Magnesium Supplementation for Pregnant Women
Magnesium supplementation during pregnancy should be provided as 1.5-2 g of elemental calcium daily for women with low calcium intake (<800 mg/day) to reduce the risk of preeclampsia, and magnesium sulfate should be administered at 4-5g IV loading dose followed by 1-2g/hour maintenance for women with preeclampsia to prevent eclampsia. 1, 2
Routine Magnesium Supplementation
For General Pregnancy Health
- Pregnant women should be counseled to increase intake of magnesium-rich foods (nuts, seeds, beans, leafy greens) 3
- For women with low dietary magnesium intake, supplementation may be considered, though evidence for routine supplementation in all pregnant women is limited 3
For Women with Low Calcium Intake
- For pregnant women with low calcium intake (<800 mg/day):
- Calcium replacement (<1 g elemental calcium/day) OR
- Calcium supplementation (1.5-2 g elemental calcium/day)
- This may reduce the burden of both early and late-onset preeclampsia 1
Magnesium Sulfate for Preeclampsia/Eclampsia
Indications
- Magnesium sulfate should be given to women with:
Dosage and Administration
- Loading dose: 4-5g IV magnesium sulfate in 250 mL of 5% Dextrose or 0.9% Sodium Chloride over 15-20 minutes 2, 4
- Maintenance dose: 1-2g/hour by constant IV infusion 2, 4
- Alternative regimen (when IV administration is not possible):
- 4g IV loading dose followed by 10g IM (5g in each buttock)

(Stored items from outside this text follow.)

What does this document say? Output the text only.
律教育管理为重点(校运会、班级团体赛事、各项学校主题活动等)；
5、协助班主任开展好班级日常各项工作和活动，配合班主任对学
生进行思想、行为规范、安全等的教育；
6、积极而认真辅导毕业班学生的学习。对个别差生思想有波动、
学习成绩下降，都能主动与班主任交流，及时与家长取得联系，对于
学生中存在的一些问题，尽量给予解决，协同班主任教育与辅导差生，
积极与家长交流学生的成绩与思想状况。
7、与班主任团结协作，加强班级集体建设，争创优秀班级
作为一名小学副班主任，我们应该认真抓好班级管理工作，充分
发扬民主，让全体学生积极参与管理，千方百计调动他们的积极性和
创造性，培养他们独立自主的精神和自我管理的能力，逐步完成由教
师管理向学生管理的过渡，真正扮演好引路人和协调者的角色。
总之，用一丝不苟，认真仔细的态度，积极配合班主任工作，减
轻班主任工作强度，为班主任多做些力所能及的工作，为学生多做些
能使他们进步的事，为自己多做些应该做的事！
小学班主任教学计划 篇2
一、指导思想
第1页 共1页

- Then 5g IM every 4 hours in alternating buttocks 5
- Duration: Continue for 24 hours postpartum 1, 2
Monitoring During Administration
- Monitor maternal reflexes continuously
- Restrict total fluid intake to 60-80 mL/hour during administration 2
- Monitor for signs of magnesium toxicity:
- Loss of patellar reflex (first warning sign) at plasma concentrations of 3.5-5 mmol/L
- Respiratory depression at 5-6.5 mmol/L
- Cardiac conduction abnormalities at >7.5 mmol/L 5
Special Considerations
Efficacy and Safety
- Therapeutic plasma concentration for treatment of eclamptic convulsions: 1.8-3.0 mmol/L 5
- Magnesium sulfate reduces the risk of eclampsia by approximately half 1
- Continuous use of magnesium sulfate in pregnancy beyond 5-7 days can cause fetal abnormalities 4
Potential Side Effects
- Maternal: Flushing, nausea, headache, drowsiness, muscle weakness
- Neonatal: Hypotonia, lower Apgar scores, increased need for intubation in delivery room with increasing maternal serum magnesium concentrations 6
Important Caveats
- Despite the benefits of magnesium for preeclampsia prevention and treatment, routine oral magnesium supplementation has not been shown to reduce preeclampsia incidence in low-income, low-risk pregnant women 7
- Magnesium dosing should be reduced in women with renal insufficiency; maximum dosage is 20g/48 hours with frequent monitoring of serum magnesium concentrations 4
- Each healthcare facility should have clear clinical protocols for magnesium sulfate use, as this is a key education priority 1
By following these evidence-based recommendations for magnesium supplementation and treatment during pregnancy, clinicians can help reduce maternal and fetal morbidity and mortality associated with preeclampsia and eclampsia.